The aim of the present study was to investigate the acute effects of 7.2% hypertonic saline (HS) on intracranial pressure (ICP), cerebral and systemic hemodynamics, serum sodium, and osmolality in 14 patients with moderate and severe traumatic brain injury (Glasgow Coma Scale < or =13) and raised ICP (>15 mm Hg) within the first 72 h postinjury. After CO2 reactivity and autoregulation were tested, each patient received a 15-min infusion of 7.2% HS (1,232 mEq/L, volume 1.5 mL/kg). ICP, serial hemodynamics, cerebral blood flow (CBF) estimated from cerebral arteriovenous oxygen content difference (AVDO2), and laboratory variables, including serum osmolality, electrolytes, urea, and creatinine were collected before infusion (T0) and at 5, 30, 60, and 120 min after (T5, T30, T60, T120).
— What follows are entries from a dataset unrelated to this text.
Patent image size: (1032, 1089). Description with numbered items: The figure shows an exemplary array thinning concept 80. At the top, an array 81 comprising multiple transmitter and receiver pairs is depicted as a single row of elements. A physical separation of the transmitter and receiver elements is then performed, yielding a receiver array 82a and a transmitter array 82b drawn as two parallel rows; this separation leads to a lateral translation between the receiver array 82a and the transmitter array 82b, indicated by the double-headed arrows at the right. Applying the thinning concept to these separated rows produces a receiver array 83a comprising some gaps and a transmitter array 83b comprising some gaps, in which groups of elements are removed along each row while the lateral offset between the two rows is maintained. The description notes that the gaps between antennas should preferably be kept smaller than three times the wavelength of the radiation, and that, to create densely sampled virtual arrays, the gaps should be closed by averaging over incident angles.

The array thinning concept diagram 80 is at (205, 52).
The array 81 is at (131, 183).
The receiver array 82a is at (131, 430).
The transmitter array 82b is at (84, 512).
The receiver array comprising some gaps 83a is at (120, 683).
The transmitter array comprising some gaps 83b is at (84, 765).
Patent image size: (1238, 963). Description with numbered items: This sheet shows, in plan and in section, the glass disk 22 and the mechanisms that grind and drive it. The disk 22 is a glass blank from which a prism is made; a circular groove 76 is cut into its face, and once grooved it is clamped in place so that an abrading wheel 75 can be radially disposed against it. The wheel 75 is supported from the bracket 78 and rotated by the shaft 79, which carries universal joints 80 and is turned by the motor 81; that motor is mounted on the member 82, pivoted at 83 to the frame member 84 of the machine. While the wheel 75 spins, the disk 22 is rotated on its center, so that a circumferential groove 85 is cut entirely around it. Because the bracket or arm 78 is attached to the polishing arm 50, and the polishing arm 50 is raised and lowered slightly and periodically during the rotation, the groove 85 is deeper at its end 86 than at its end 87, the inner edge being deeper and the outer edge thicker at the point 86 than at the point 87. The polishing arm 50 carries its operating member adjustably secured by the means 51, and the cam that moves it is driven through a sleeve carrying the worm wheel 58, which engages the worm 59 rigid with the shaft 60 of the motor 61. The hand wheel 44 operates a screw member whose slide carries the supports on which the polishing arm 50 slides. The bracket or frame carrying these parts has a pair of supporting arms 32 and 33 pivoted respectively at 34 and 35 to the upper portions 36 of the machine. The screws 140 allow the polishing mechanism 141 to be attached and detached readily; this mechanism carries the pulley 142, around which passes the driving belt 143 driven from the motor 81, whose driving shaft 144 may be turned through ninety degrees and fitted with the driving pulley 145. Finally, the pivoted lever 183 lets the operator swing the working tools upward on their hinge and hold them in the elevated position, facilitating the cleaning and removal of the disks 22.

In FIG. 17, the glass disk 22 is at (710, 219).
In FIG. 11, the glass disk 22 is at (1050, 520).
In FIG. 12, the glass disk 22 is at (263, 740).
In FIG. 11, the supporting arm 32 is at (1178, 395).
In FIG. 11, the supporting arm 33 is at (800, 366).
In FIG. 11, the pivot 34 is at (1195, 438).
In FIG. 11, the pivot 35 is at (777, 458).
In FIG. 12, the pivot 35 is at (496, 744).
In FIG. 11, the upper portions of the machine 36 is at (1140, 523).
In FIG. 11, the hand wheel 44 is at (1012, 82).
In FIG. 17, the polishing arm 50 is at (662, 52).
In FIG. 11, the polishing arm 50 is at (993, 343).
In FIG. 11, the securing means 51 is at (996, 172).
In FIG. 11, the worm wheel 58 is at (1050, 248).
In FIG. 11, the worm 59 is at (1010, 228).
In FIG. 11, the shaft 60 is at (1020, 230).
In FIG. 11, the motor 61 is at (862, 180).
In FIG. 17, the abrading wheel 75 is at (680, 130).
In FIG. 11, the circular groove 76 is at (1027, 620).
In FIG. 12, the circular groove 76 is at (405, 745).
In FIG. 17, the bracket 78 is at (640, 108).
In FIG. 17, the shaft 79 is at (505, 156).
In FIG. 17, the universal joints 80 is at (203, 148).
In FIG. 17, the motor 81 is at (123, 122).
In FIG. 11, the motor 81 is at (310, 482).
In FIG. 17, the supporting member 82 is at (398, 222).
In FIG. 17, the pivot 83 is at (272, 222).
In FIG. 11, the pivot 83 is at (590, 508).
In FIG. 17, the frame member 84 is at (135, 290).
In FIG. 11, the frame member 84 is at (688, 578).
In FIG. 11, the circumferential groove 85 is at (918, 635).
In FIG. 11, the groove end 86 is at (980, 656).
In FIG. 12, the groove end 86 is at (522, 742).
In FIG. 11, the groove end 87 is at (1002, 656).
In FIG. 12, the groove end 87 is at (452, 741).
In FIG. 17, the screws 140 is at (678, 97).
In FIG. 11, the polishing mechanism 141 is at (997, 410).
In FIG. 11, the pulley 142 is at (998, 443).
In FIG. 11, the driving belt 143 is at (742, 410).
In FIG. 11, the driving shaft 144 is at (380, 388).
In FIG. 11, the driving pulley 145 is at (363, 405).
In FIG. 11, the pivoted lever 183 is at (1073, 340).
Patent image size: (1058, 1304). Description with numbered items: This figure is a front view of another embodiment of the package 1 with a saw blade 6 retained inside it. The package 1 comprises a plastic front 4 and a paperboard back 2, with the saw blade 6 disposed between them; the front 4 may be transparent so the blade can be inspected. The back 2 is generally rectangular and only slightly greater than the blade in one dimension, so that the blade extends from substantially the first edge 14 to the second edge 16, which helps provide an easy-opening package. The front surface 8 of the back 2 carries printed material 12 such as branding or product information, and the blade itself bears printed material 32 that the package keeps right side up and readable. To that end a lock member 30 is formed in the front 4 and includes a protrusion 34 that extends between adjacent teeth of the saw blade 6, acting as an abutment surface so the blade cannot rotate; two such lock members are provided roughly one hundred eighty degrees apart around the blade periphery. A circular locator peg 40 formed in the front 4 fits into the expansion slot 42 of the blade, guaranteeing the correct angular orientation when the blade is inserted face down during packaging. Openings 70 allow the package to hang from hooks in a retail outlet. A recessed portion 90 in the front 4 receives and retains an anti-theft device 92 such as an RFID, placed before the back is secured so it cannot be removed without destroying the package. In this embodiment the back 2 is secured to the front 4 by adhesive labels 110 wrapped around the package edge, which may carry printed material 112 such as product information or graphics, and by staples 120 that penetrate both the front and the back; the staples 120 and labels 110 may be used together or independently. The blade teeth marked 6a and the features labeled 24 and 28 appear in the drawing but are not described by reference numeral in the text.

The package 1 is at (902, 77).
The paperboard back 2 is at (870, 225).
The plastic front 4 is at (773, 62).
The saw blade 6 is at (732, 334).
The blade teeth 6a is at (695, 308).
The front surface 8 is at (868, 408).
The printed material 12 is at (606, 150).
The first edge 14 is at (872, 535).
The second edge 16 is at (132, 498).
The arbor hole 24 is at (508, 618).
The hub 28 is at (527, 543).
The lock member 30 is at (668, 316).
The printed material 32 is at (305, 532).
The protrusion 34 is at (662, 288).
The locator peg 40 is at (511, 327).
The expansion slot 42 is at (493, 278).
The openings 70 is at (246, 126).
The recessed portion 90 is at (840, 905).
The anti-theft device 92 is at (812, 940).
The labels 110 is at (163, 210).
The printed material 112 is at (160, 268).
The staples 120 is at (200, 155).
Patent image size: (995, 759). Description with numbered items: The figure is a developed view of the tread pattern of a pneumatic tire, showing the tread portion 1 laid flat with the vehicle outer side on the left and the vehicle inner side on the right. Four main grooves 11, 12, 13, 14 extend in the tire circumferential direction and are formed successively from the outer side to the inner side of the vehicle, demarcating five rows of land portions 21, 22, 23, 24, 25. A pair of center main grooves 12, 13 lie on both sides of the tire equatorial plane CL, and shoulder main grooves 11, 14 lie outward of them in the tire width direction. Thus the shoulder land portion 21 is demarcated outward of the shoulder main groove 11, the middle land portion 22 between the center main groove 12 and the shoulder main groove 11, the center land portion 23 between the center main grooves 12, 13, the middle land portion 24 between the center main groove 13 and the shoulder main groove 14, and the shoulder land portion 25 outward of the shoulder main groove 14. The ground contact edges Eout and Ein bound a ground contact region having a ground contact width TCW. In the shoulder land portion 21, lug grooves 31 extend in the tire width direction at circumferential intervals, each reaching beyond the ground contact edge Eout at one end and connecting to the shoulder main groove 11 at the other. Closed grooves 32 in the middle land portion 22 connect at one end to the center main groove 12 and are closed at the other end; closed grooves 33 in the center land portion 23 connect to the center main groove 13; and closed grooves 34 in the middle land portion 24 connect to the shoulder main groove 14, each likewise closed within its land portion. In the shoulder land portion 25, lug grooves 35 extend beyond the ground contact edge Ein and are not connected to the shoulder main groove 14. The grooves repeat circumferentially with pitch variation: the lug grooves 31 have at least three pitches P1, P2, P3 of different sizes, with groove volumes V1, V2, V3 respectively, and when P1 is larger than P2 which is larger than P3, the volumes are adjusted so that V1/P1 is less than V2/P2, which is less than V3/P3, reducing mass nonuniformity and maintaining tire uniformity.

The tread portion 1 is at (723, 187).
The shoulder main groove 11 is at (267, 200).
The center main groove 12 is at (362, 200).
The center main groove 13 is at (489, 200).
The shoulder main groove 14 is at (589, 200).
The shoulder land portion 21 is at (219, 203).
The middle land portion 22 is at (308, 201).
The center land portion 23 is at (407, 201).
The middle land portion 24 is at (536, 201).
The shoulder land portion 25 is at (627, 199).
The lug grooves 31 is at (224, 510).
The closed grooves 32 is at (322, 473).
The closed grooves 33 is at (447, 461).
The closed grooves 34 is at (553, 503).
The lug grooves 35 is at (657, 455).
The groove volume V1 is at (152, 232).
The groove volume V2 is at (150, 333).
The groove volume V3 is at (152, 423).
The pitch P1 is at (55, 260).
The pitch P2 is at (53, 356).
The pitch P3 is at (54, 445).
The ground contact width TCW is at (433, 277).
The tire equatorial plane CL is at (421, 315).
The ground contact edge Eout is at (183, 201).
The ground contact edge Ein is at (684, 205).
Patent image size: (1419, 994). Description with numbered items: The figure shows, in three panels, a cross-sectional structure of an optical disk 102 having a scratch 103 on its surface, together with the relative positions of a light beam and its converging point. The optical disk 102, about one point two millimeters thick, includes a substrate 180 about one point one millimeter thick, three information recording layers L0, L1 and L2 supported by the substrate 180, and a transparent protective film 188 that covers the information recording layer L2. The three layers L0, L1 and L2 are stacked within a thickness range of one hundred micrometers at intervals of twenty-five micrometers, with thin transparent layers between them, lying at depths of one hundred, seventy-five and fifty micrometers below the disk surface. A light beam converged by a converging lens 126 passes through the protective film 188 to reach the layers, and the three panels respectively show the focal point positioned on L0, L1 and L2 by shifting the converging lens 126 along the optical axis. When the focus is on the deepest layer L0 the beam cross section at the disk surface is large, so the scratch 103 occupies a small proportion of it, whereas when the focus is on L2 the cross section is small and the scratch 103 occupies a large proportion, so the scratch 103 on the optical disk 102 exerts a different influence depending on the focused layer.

Urine output was measured 2 h before infusion and at T120. While CO2 reactivity was preserved in all patients, autoregulation was preserved in only four. ICP decreased to about 30% of base line (p = 0.0001) during the whole study period. During the first hour after infusion, cerebral perfusion pressure (p< or =0.04) and cardiac index (CI; p< or =0.01) increased, while systemic vascular resistance index fell (p< or =0.05). Heart rate increased (p< or =0.04) during the first 30 min. Pulmonary artery occlusion pressure (PAOP) increased (p = 0.004) at T5. There were no significant changes in mean arterial blood pressure (MABP), urine output, and estimated CBF. A significant positive correlation (r = 0.75; p = 0.02) between ICP and serum osmolality was found at T5. The administration of 7.2% HS in patients with traumatic brain injury significantly reduces ICP without significant changes in relative global CBF (expressed as 1/AVDO2), increases CI and transiently increases PAOP, without changing MABP and urine output. The correlation between changes in osmolality and ICP supports the hypothesis that HSS may in part decrease ICP by means of an osmotic mechanism.